Podiumsdiskussion mit Direktkandidat*innen
Artikel vom 08.09.2021

„Weltoffenes Werder“

Podiumsdiskussion mit Direktkandidat*innen

Was bewegt die Menschen in Werder (Havel)? Welche Partei ist einem am nächsten und wie können die anstehenden großen Aufgaben wie Klimawandel, soziale Gerechtigkeit oder die Wohnungsnot nach der Bundestagswahl am 26. September bewältigt werden? Am gestrigen Dienstag gab es im Scala-Kino in Werder eine weitere Möglichkeit, seine Direktkandidat*innen für den Wahlkreis 60 kennenzulernen.

 

Das Bündnis „Weltoffenes Werder“ hatte gemeinsam mit dem AWO Bezirksverband Potsdam e.V. zu einer Podiumsdiskussion eingeladen. Zu Gast waren Sonja Eichwede (SPD), Dr. Dietlind Tiemann (CDU), Alexandra Pichl (Bündnis 90/Die Grünen), Tobias Bank (Die Linke) und Patrick Meinhardt (FDP). Der Zuschauersaal war entsprechend der coronabedingten Hygienemaßnahmen gut gefüllt und es war eine sehr interessante Gesprächsrunde.

In den ersten 45 Minuten wurden den Kandidat*innen zu persönlichen Themen und ihren inhaltlichen Positionen befragt. Warum haben die Linken im Wahlkreis nachhaltigere Forderungen als die Grünen?

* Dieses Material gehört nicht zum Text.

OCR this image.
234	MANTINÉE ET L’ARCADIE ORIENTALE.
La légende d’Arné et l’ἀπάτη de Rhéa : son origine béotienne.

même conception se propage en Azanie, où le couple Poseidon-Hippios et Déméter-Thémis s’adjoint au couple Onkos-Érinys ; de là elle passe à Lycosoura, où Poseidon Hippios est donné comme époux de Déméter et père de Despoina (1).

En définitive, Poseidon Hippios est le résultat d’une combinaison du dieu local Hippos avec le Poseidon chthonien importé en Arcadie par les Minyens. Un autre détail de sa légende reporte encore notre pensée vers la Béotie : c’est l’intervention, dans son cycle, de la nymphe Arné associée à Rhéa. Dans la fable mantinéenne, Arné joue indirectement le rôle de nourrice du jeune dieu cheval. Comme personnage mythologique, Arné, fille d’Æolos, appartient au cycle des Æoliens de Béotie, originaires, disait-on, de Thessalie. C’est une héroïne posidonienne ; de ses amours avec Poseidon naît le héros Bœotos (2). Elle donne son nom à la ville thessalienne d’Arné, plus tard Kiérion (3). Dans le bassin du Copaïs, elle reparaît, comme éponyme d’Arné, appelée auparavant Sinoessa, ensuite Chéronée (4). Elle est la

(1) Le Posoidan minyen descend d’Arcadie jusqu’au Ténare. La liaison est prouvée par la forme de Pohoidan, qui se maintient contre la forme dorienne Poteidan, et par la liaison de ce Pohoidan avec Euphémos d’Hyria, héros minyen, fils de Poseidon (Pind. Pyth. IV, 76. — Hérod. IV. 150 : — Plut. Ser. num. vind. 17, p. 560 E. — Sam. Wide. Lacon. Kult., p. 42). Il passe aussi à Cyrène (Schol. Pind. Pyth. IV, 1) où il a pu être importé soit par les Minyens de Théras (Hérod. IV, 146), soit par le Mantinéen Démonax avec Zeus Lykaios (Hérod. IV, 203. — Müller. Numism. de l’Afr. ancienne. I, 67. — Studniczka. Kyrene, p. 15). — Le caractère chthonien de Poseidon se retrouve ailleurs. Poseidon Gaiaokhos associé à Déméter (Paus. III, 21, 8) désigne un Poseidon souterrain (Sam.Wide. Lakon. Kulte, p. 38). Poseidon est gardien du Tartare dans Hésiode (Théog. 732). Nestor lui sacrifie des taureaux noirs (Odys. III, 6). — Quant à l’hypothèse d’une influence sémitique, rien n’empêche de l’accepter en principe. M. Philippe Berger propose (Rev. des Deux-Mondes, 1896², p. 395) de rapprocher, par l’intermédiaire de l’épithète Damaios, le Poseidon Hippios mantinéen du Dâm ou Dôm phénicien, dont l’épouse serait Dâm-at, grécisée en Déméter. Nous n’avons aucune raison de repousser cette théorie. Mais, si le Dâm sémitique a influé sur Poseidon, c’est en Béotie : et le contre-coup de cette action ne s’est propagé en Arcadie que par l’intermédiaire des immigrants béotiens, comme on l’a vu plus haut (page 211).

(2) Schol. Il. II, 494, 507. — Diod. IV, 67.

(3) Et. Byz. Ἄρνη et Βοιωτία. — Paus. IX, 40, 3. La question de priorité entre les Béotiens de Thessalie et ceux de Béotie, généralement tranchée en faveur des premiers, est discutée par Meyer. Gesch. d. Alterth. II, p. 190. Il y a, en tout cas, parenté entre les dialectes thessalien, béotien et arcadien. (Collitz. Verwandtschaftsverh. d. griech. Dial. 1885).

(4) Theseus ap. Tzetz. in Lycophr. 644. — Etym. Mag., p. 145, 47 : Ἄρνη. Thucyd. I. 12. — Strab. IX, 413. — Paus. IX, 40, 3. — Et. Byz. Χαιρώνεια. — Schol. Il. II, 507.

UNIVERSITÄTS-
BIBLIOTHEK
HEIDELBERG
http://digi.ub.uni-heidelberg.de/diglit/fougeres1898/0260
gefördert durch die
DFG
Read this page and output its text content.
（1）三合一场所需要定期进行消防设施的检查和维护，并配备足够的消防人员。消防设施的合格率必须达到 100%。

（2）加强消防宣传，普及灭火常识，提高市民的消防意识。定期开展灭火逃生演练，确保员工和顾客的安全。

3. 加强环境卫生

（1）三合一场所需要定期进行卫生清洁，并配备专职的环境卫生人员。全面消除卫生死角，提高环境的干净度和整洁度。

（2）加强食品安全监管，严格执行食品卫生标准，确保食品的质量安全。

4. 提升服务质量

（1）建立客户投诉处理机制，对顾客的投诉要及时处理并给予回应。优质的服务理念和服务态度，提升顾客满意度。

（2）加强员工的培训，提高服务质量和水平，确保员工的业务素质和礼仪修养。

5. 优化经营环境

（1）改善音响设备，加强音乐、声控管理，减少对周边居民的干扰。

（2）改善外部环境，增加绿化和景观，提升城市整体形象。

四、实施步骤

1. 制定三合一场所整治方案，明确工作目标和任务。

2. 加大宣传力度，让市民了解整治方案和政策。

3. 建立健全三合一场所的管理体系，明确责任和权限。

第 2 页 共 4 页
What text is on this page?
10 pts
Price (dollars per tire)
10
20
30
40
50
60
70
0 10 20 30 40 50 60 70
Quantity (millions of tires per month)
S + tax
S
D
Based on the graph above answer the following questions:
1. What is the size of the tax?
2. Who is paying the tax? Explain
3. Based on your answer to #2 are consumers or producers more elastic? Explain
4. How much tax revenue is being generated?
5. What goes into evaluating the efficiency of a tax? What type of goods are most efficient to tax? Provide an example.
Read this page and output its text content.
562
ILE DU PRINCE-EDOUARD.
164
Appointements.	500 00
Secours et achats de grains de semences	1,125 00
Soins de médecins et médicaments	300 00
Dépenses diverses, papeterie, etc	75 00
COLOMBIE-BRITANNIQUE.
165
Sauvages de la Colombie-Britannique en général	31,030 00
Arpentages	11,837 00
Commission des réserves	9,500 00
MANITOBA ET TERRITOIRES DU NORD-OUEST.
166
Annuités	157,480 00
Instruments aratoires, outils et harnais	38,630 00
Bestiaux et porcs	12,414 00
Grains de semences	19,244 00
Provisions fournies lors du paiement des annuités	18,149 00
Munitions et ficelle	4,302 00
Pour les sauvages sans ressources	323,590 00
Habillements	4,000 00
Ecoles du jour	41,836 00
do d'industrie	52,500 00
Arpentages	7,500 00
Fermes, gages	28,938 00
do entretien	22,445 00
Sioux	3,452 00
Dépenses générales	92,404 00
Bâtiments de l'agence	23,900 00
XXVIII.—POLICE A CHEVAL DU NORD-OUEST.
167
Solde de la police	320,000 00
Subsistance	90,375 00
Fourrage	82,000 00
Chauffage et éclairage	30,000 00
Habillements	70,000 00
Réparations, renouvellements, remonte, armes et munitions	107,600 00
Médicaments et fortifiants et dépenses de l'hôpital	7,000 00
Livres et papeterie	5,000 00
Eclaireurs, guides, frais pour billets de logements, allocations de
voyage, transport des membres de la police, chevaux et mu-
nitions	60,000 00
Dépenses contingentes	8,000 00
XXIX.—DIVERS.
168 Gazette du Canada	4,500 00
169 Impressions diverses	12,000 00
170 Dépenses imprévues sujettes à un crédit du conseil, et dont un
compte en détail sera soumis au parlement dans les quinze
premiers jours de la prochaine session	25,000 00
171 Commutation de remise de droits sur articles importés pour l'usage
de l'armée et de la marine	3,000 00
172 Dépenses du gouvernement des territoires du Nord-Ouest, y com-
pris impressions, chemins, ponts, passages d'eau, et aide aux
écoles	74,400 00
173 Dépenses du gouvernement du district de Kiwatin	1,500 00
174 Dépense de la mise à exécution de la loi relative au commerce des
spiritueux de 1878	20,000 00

Weshalb stimmt die Kandidatin der CDU oft gegen ihre eigene Fraktion? Warum agiert der Kandidat der FDP mit einem Zitat von Guido Westerwelle? Wieso haben die Grünen keine persönlichen Plakate in Werder? Wie möchte die SPD ihre Forderungen nach Mindestlöhnen und höheren Tarifverträgen finanzieren? – so lauteten die ersten Fragen des Moderators in die Runde.

In der zweiten Hälfte des Abends erhielten die Zuschauer*innen die Möglichkeit, direkt Fragen zu stellen. Dies nutzten die Anwesenden auch intensiv und es gab eine wahre Vielfalt an Fragen zu den Themen Soziale Gerechtigkeit und Chancengleichheit, Klimaschutz , Nachhaltigkeit, Energieversorgung aus Windenergie, Verkehr (Tunnel unter den Bahngleisen in Werder), Infrastruktur, Wohnen, Wachstum in Werder, Attraktivität von Pflegeberufen, Bildungschancen und die Finanzierung , auch im Zusammenhang mit Corona.

Als Fazit halten wir fest: Es war ein sehr kurzweiliger und informativer Abend, den das Bündnis Weltoffenes Werder sehr gut organisiert hat.